The complementary sequence between Unigene56159 and miR-194-5p was identified using both the TargetScan database and starBase database. A dual-luciferase reporter assay was subsequently used to identify the putative miR-194-5p target site (Fig. 4A). Transfection efficiency was evaluated by increasing or decreasing miR-194-5p expression levels in U251 and T98G cell lines (Fig. 4B). Notably, miR-194-5p significantly decreased the luciferase activity of the Unigene56159-3′UTR-WT U251 cells, but not the Unigene56159-3′UTR-MUT U251 cells (Fig. 4C). To determine the role of Unigene56159 on the expression of miR-194-5p, U251 and T98G cells were transfected with siRNA-Unigene56159. The expression of miR-194-5p significantly increased in both U251 and T98G cell lines upon Unigene56159 knockdown compared with si-NC transfected cells (Fig. 4D). To further explore this, miR-194-5p expression levels in the 50 GBM samples were compared with normal brain samples and it was found that the expression was significantly decreased in GBM compared with normal tissue (P<0.001; Fig. 4E). In addition, the level of Unigene56159 expression was significantly negatively correlated with miR-194-5p in GBM patient samples (r=−0.4046; P=0.0036; Fig. 4F). These data confirmed that miR194-5p represses Unigene56159 in glioma cells.

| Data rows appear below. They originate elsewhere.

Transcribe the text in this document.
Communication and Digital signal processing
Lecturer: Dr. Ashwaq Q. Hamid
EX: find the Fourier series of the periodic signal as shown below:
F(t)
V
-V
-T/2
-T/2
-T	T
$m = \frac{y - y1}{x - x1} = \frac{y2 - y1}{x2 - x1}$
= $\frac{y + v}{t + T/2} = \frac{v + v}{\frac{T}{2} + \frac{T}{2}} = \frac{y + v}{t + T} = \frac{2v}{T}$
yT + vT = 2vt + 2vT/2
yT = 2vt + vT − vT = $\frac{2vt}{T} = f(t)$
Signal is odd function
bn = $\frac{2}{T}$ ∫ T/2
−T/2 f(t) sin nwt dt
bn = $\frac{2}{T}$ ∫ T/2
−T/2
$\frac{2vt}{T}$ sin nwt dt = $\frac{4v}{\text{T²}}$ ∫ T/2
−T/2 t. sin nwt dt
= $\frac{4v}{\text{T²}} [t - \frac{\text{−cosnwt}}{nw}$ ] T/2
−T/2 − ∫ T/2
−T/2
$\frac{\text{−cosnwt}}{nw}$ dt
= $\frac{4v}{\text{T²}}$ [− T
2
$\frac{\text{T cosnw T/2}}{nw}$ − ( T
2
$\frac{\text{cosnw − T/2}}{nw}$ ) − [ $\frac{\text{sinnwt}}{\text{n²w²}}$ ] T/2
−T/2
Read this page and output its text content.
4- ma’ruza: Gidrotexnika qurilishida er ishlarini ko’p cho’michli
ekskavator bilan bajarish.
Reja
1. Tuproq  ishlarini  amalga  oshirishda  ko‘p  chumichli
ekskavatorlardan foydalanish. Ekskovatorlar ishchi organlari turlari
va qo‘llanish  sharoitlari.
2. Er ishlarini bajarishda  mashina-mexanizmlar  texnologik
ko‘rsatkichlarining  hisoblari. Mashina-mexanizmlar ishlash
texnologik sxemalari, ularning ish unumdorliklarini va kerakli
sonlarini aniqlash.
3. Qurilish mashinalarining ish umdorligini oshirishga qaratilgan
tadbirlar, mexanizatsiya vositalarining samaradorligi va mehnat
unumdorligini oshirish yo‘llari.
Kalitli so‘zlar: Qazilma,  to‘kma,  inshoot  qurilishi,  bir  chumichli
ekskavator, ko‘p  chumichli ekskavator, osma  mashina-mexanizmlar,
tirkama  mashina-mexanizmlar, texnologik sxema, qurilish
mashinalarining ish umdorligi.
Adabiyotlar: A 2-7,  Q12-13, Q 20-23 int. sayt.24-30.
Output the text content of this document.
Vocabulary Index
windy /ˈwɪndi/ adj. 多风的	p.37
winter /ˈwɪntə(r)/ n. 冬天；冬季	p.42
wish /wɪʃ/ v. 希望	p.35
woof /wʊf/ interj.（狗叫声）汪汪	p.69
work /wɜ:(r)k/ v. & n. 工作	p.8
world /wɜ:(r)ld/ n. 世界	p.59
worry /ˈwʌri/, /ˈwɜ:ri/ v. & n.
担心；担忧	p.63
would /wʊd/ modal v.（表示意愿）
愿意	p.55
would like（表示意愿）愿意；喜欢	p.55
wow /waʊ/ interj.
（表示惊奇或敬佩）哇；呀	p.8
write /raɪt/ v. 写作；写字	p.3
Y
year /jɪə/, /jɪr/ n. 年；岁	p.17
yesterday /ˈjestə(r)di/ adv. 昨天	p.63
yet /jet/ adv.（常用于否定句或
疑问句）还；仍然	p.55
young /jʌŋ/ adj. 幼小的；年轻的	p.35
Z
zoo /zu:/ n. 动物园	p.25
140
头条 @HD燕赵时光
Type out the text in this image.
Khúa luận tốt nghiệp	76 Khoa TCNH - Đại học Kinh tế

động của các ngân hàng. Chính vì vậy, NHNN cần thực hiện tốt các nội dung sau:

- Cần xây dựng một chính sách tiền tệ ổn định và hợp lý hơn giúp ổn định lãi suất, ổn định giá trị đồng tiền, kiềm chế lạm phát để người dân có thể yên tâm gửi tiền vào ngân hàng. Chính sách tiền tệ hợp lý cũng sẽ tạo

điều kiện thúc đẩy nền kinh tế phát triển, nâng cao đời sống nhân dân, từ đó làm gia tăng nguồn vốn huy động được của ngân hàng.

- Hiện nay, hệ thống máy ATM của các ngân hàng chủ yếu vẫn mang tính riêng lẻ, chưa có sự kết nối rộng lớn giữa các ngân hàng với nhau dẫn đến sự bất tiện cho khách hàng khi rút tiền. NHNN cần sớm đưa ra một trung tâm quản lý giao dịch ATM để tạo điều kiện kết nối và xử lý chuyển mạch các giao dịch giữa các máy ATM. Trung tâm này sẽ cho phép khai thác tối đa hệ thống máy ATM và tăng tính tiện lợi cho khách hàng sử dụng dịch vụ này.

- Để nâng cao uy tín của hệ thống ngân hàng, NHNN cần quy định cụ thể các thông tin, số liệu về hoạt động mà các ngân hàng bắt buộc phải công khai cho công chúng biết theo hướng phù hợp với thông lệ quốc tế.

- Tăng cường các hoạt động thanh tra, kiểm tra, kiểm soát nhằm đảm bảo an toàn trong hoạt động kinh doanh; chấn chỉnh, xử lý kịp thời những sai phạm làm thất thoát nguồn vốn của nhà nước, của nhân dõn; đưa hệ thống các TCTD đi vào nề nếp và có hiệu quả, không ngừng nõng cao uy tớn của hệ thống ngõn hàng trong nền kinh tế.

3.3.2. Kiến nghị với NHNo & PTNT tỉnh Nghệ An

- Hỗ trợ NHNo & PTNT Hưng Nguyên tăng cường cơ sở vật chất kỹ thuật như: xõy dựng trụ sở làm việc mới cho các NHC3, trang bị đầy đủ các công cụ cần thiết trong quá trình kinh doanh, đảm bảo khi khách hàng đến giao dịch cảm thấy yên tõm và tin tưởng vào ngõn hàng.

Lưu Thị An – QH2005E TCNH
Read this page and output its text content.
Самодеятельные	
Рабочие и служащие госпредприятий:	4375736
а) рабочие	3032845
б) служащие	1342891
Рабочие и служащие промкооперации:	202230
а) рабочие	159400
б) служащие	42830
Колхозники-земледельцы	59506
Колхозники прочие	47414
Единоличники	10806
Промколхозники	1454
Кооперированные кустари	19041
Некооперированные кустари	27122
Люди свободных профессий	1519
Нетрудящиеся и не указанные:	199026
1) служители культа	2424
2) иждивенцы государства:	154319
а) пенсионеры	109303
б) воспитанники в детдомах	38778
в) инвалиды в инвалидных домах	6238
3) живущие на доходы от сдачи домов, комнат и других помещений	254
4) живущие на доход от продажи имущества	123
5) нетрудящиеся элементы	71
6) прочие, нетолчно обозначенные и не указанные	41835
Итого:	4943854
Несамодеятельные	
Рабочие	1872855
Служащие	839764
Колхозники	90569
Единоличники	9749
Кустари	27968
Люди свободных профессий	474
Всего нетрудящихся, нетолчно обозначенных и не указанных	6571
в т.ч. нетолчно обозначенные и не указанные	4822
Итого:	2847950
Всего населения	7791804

There were 162 cases of miR-194-5p expression with survival time in TCGA database. The Kaplan–Meier curve demonstrated that a high level of miR-194-5p was positively correlated with the overall survival of patients with glioma from GEPIA database (Fig. 5A). In GBM cell lines, miR-194-5p was found to be significantly decreased compared to NHA cells (Fig. 5B); based on this, U251 cells were used to conduct rescue experiments. The level of miR-194-5p increased when transfected with si-Unigene56159 compared with si-NC. However, after adding the miR-194-5p inhibitor in the si-Unigene56159 group, the miR-194-5p level decreased compared with miR-inhibitor NC (Fig. 5C). Furthermore, a colony formation assay indicated that a miR-194-5p inhibitor impeded the suppression of proliferative ability following Unigene56159 knockdown (Fig. 5D). Tumor invasive ability was also decreased following Unigene56159 knockdown, whereas co-transfection with miR-194-5p inhibitors impeded these effects in U251 cells (Fig. 5E). Altogether, these data demonstrated that miR-194-5p may abrogate the malignant behavior of Unigene56159 in GBM cells.